Dr. Goldbach-Mansky published a paper about Jacob's case and the cases of 16 other children in the June 4, 2009, issue of the New England Journal of Medicine.

Like Jacob, children with the disorder, called deficiency of the interleukin-1-receptor antagonist, or DIRA, begin to have symptoms from birth to two weeks of age that include swelling of bone tissue, bone pain and deformities, inflammation of a layer of connective tissue around bone and a rash resulting from pustules covering their bodies.

Jacob remained in the hospital for 10 months as his condition worsened. He developed internal bone lesions and such a bad case of reflux that he was put on a feeding tube.

“We thought he would die and there was nothing we could do,” Joyce says. 

As his parents hoped for a miracle, his doctors were desperately searching for an answer. They couldn’t identify his condition or explain it, so they were calling doctors all over the world searching for clues.

One of the groups Jacob’s doctor consulted with were specialists at the National Institute of Arthritis and Musculoskeletal and Skin Diseases, or NIAMS, part of the National Institutes of Health in Bethesda, Md.

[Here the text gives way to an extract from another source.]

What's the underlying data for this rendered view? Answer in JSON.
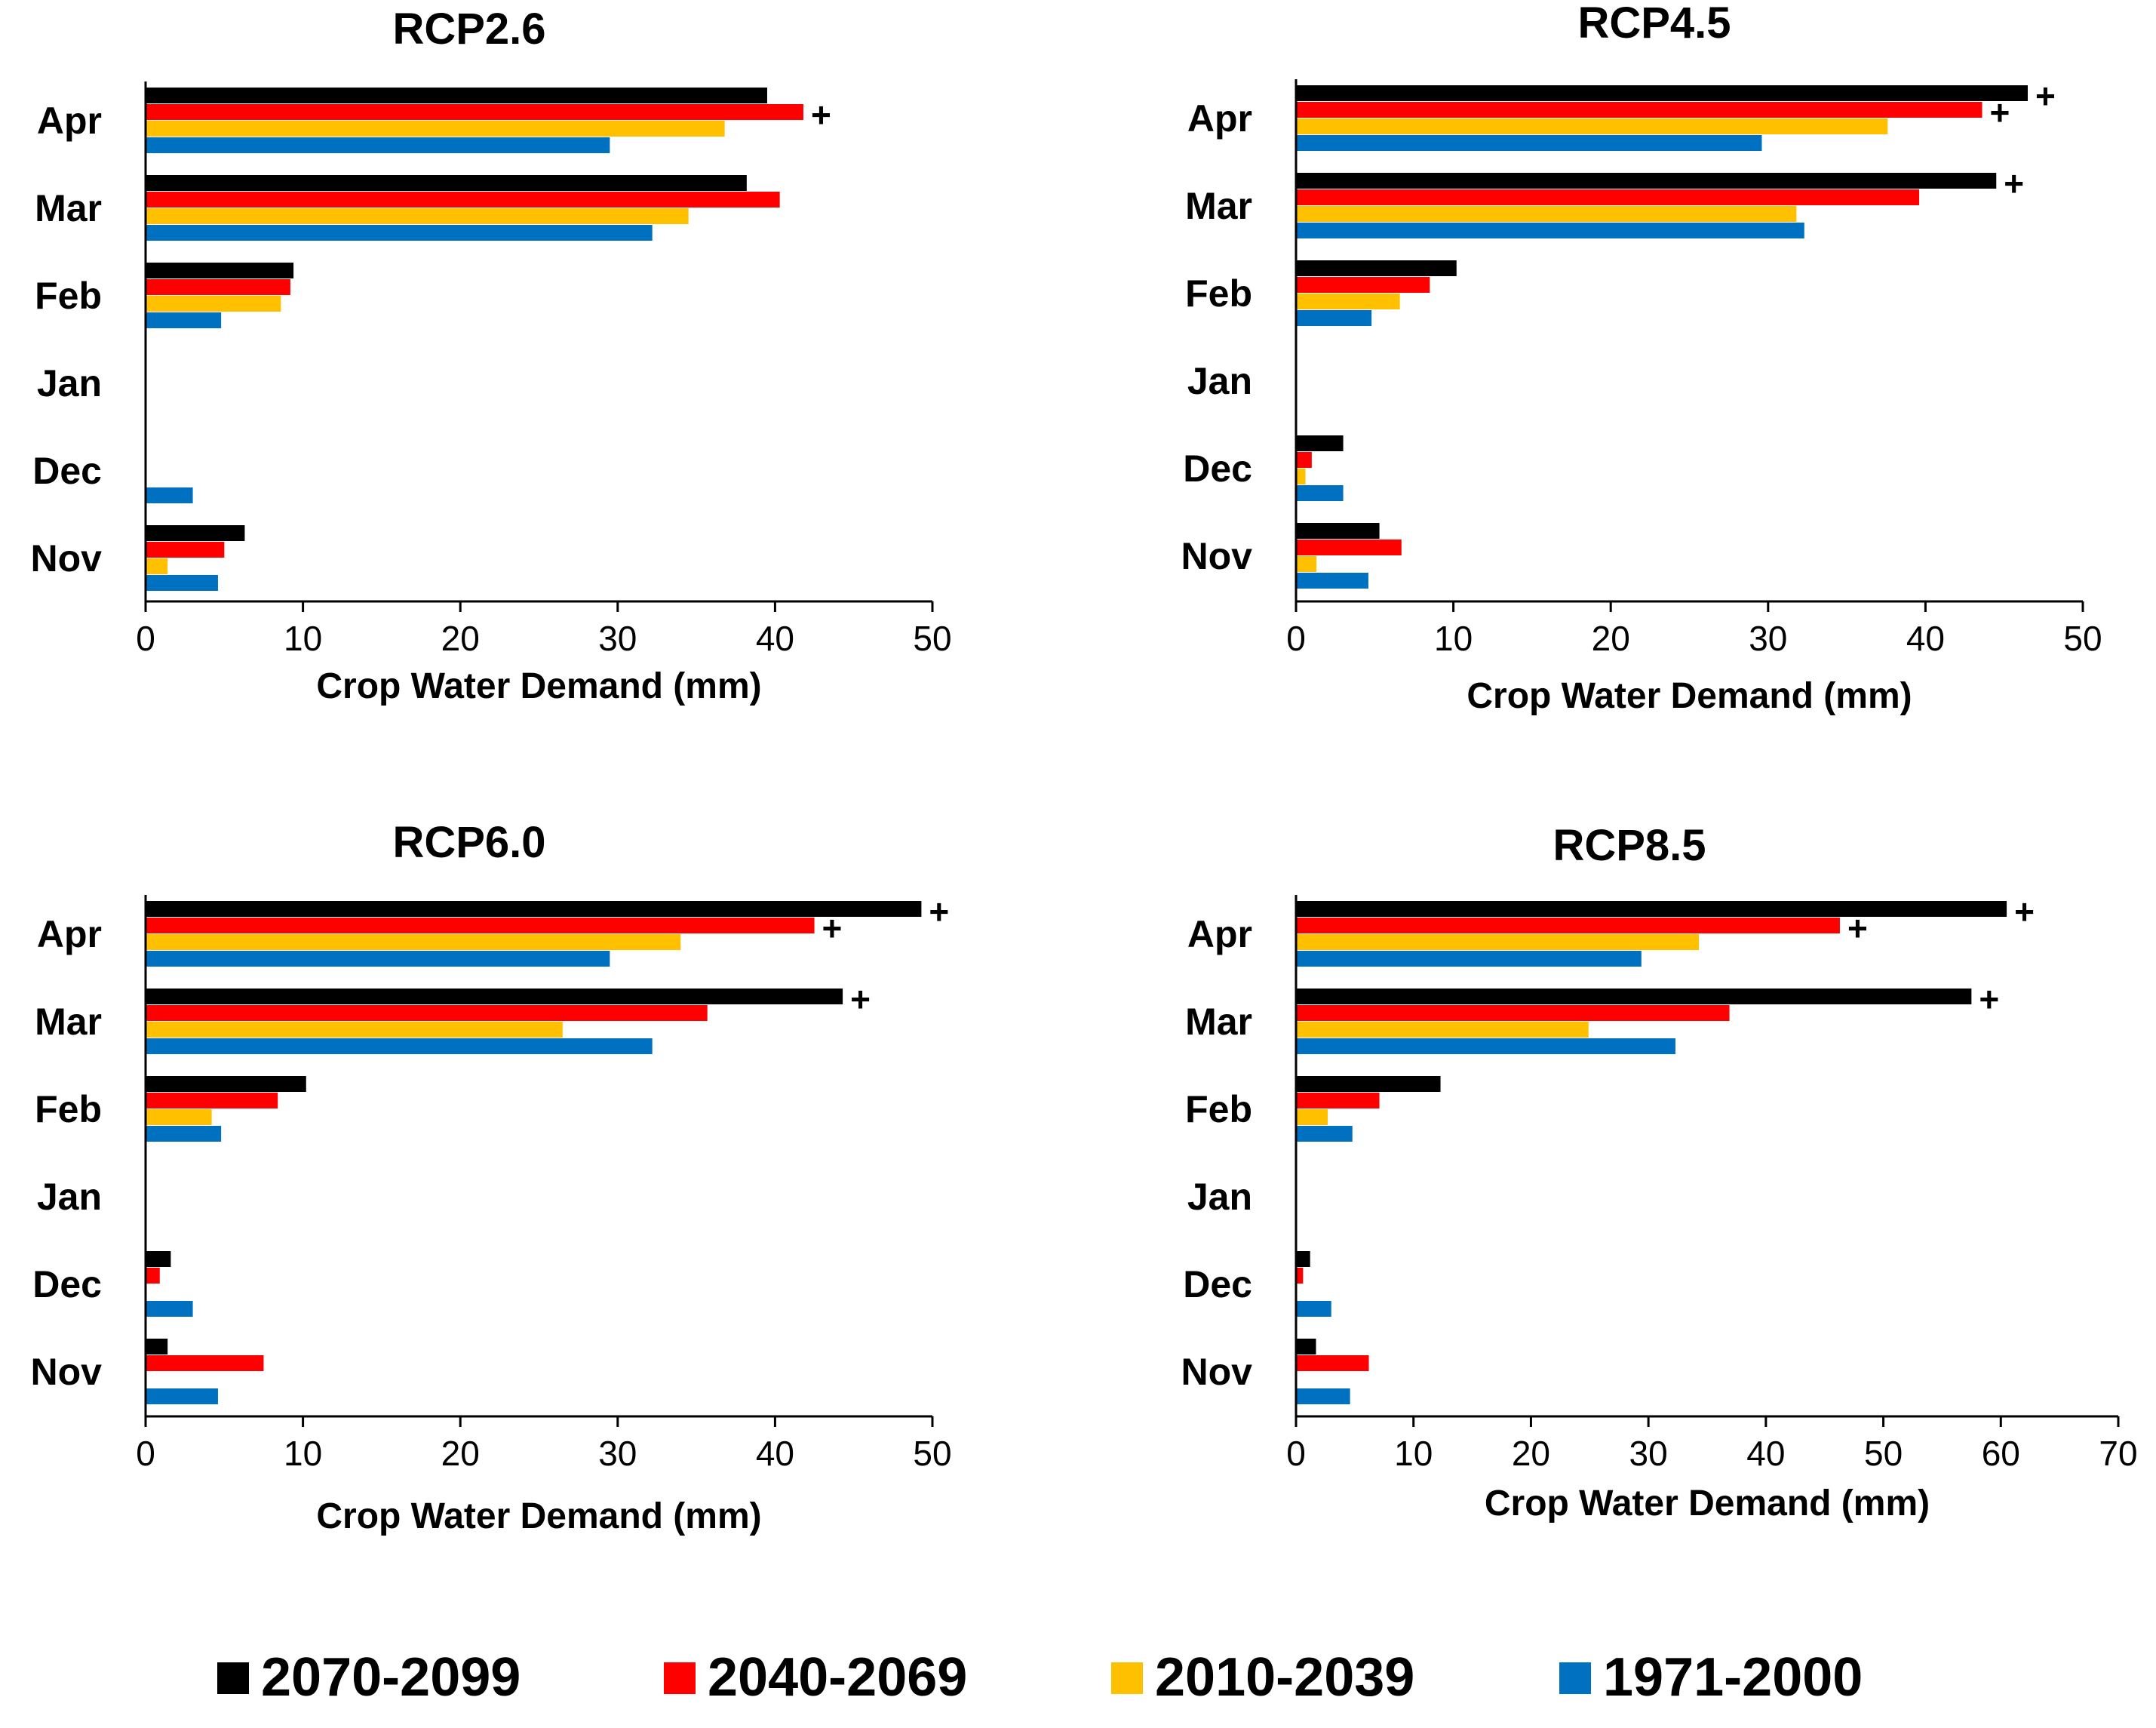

Researchers there suggested finding a drug to make Jacob more comfortable while they tried to figure out what was causing his body to break down.

They suggested anakinra (Kineret), a drug normally used to treat rheumatoid arthritis that also helps with some kinds of juvenile arthritis.

Within 24 hours of the first dose, there was a remarkable response. Some of Jacob’s swelling started to subside, lesions on his skin started to fall off and Joyce could finally pick up her son.